I guessed that my grandmother felt that in here we were out of sight of the preparations for the wedding which were going on everywhere else in the house.

Neil left the wine and the fruit on the table, stirred up the fire, and went away.

My grandparents sat in their chairs either side of the fireplace, I in the middle at first; but presently I changed places with my grandmother, and she sat holding Lord St. Leger's hand in hers while the firelight leaped up showing their old, careworn, troubled faces, which yet had a look of love and new peace in them.

Presently my grandfather fell asleep, and we talked in whispers, my grandmother and I. She still held his hand, and her eyes kept watching with a tender anxiety his pale face, almost as pale as a dead face, against the green velvet of the chair.

"He sleeps quietly, Bawn," she said. "He has not slept well of late."

"None of us has slept well," I said.

"It has almost broken our hearts, child, to be so cruel to you. I don't believe we have had a happy hour since it was settled. We have lain awake till cock-crow, night after night."

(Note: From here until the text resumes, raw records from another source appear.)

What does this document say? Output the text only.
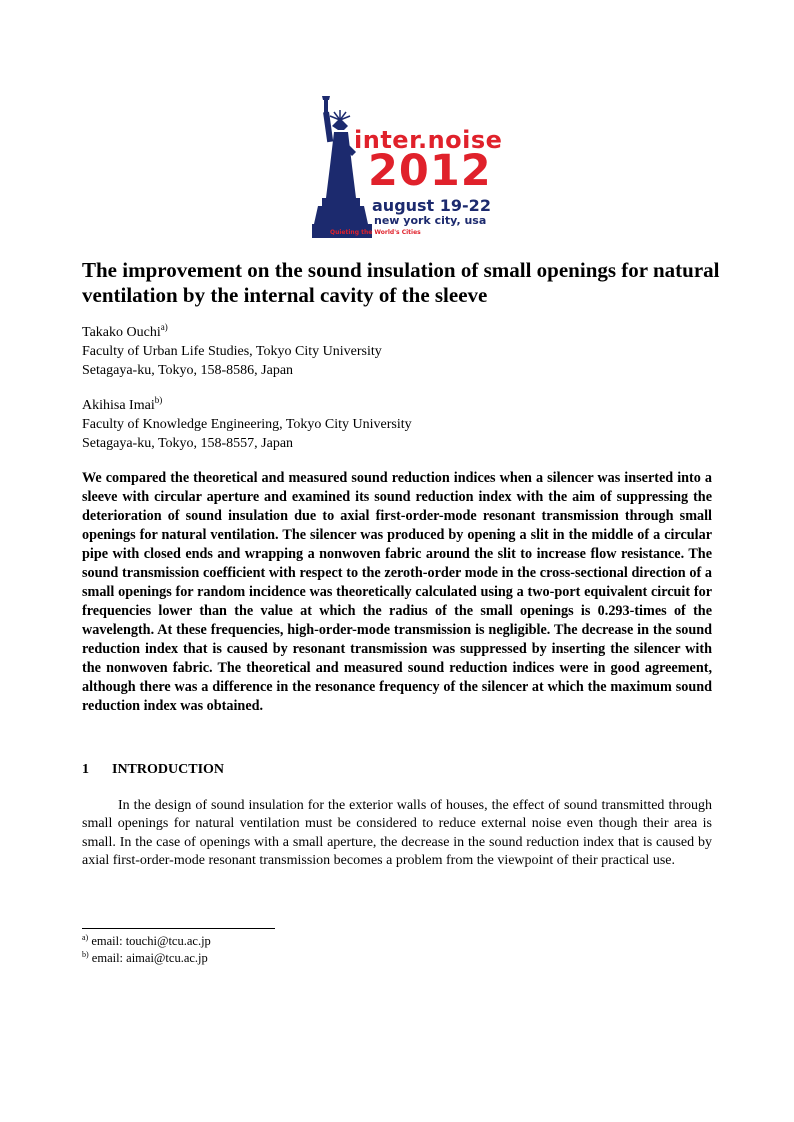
inter.noise
2012
august 19-22
new york city, usa
Quieting the World's Cities
The improvement on the sound insulation of small openings for natural ventilation by the internal cavity of the sleeve
Takako Ouchi$^{a)}$
Faculty of Urban Life Studies, Tokyo City University
Setagaya-ku, Tokyo, 158-8586, Japan
Akihisa Imai$^{b)}$
Faculty of Knowledge Engineering, Tokyo City University
Setagaya-ku, Tokyo, 158-8557, Japan

We compared the theoretical and measured sound reduction indices when a silencer was inserted into a sleeve with circular aperture and examined its sound reduction index with the aim of suppressing the deterioration of sound insulation due to axial first-order-mode resonant transmission through small openings for natural ventilation. The silencer was produced by opening a slit in the middle of a circular pipe with closed ends and wrapping a nonwoven fabric around the slit to increase flow resistance. The sound transmission coefficient with respect to the zeroth-order mode in the cross-sectional direction of a small openings for random incidence was theoretically calculated using a two-port equivalent circuit for frequencies lower than the value at which the radius of the small openings is 0.293-times of the wavelength. At these frequencies, high-order-mode transmission is negligible. The decrease in the sound reduction index that is caused by resonant transmission was suppressed by inserting the silencer with the nonwoven fabric. The theoretical and measured sound reduction indices were in good agreement, although there was a difference in the resonance frequency of the silencer at which the maximum sound reduction index was obtained.

1 INTRODUCTION

In the design of sound insulation for the exterior walls of houses, the effect of sound transmitted through small openings for natural ventilation must be considered to reduce external noise even though their area is small. In the case of openings with a small aperture, the decrease in the sound reduction index that is caused by axial first-order-mode resonant transmission becomes a problem from the viewpoint of their practical use.

$^{a)}$ email: touchi@tcu.ac.jp
$^{b)}$ email: aimai@tcu.ac.jp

I had it in my mind to ask her if she had heard the ghosts, but she had never liked the talk about the ghosts, and, remembering that, I was silent.

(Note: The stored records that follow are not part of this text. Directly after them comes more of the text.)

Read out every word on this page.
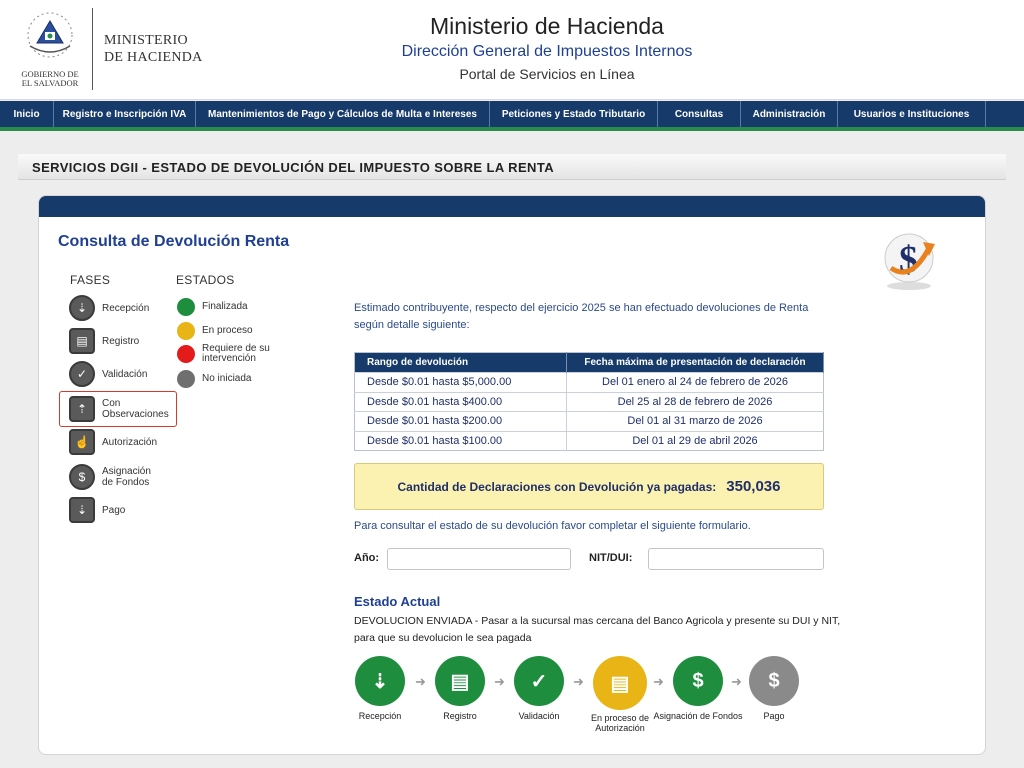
GOBIERNO DE
EL SALVADOR
MINISTERIO
DE HACIENDA
Ministerio de Hacienda
Dirección General de Impuestos Internos
Portal de Servicios en Línea
Inicio	Registro e Inscripción IVA	Mantenimientos de Pago y Cálculos de Multa e Intereses	Peticiones y Estado Tributario	Consultas	Administración	Usuarios e Instituciones
SERVICIOS DGII - ESTADO DE DEVOLUCIÓN DEL IMPUESTO SOBRE LA RENTA
Consulta de Devolución Renta	$
FASES	ESTADOS
⇣	Recepción
▤	Registro
✓	Validación
⇡	Con Observaciones
☝	Autorización
$	Asignación de Fondos
⇣	Pago
Finalizada
En proceso
Requiere de su intervención
No iniciada
Estimado contribuyente, respecto del ejercicio 2025 se han efectuado devoluciones de Renta según detalle siguiente:
Rango de devolución	Fecha máxima de presentación de declaración
Desde $0.01 hasta $5,000.00	Del 01 enero al 24 de febrero de 2026
Desde $0.01 hasta $400.00	Del 25 al 28 de febrero de 2026
Desde $0.01 hasta $200.00	Del 01 al 31 marzo de 2026
Desde $0.01 hasta $100.00	Del 01 al 29 de abril 2026
Cantidad de Declaraciones con Devolución ya pagadas: 350,036
Para consultar el estado de su devolución favor completar el siguiente formulario.
Año:	NIT/DUI:
Estado Actual
DEVOLUCION ENVIADA - Pasar a la sucursal mas cercana del Banco Agricola y presente su DUI y NIT, para que su devolucion le sea pagada
⇣
Recepción
➜	▤
Registro
➜	✓
Validación
➜	▤
En proceso de Autorización
➜	$
Asignación de Fondos
➜	$
Pago
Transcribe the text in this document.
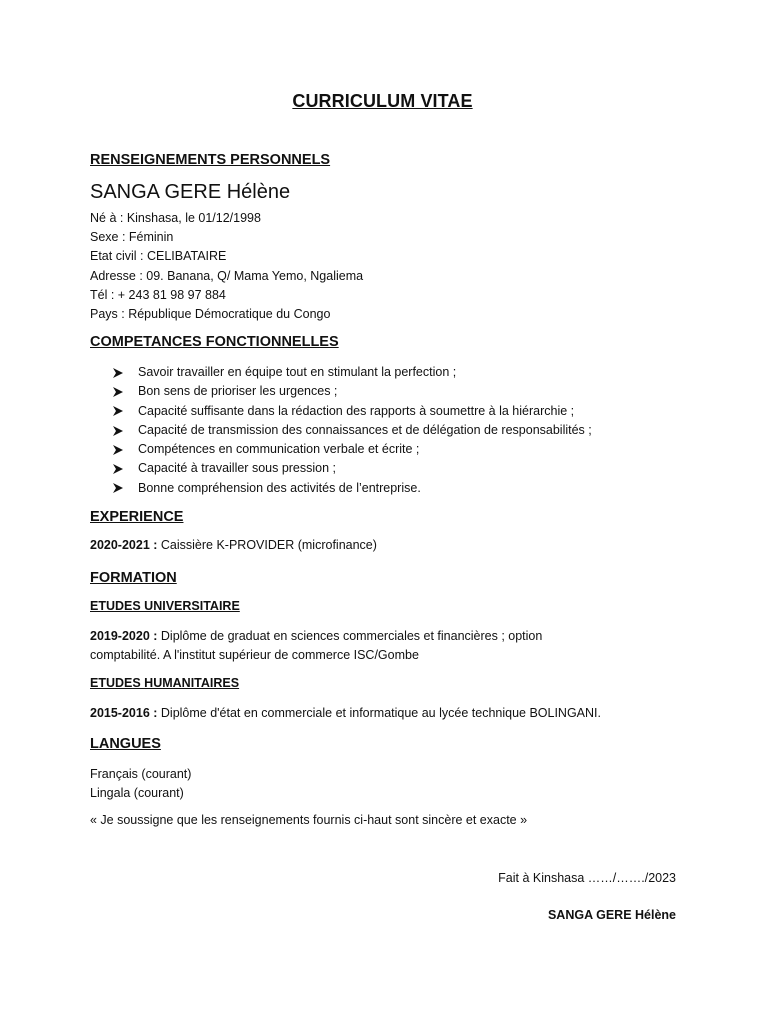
CURRICULUM VITAE
RENSEIGNEMENTS PERSONNELS
SANGA GERE Hélène
Né à : Kinshasa, le 01/12/1998
Sexe : Féminin
Etat civil : CELIBATAIRE
Adresse : 09. Banana, Q/ Mama Yemo, Ngaliema
Tél : + 243 81 98 97 884
Pays : République Démocratique du Congo
COMPETANCES FONCTIONNELLES
Savoir travailler en équipe tout en stimulant la perfection ;
Bon sens de prioriser les urgences ;
Capacité suffisante dans la rédaction des rapports à soumettre à la hiérarchie ;
Capacité de transmission des connaissances et de délégation de responsabilités ;
Compétences en communication verbale et écrite ;
Capacité à travailler sous pression ;
Bonne compréhension des activités de l’entreprise.
EXPERIENCE
2020-2021 : Caissière K-PROVIDER (microfinance)
FORMATION
ETUDES UNIVERSITAIRE
2019-2020 : Diplôme de graduat en sciences commerciales et financières ; option
comptabilité. A l'institut supérieur de commerce ISC/Gombe
ETUDES HUMANITAIRES
2015-2016 : Diplôme d'état en commerciale et informatique au lycée technique BOLINGANI.
LANGUES
Français (courant)
Lingala (courant)
« Je soussigne que les renseignements fournis ci-haut sont sincère et exacte »
Fait à Kinshasa ……/……./2023
SANGA GERE Hélène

"We ought to have faced it out," she went on. "As I said to Lord St. Leger, if the disgrace was there, there was no doing away with it, even though only Garret Dawson knew it. Mary always said she would not believe dishonour and deliberate misdoing on Luke's part. I ought to have had her faith."

"It is not too late," I said. "Let Garret Dawson publish his news! We shall see what he has to tell."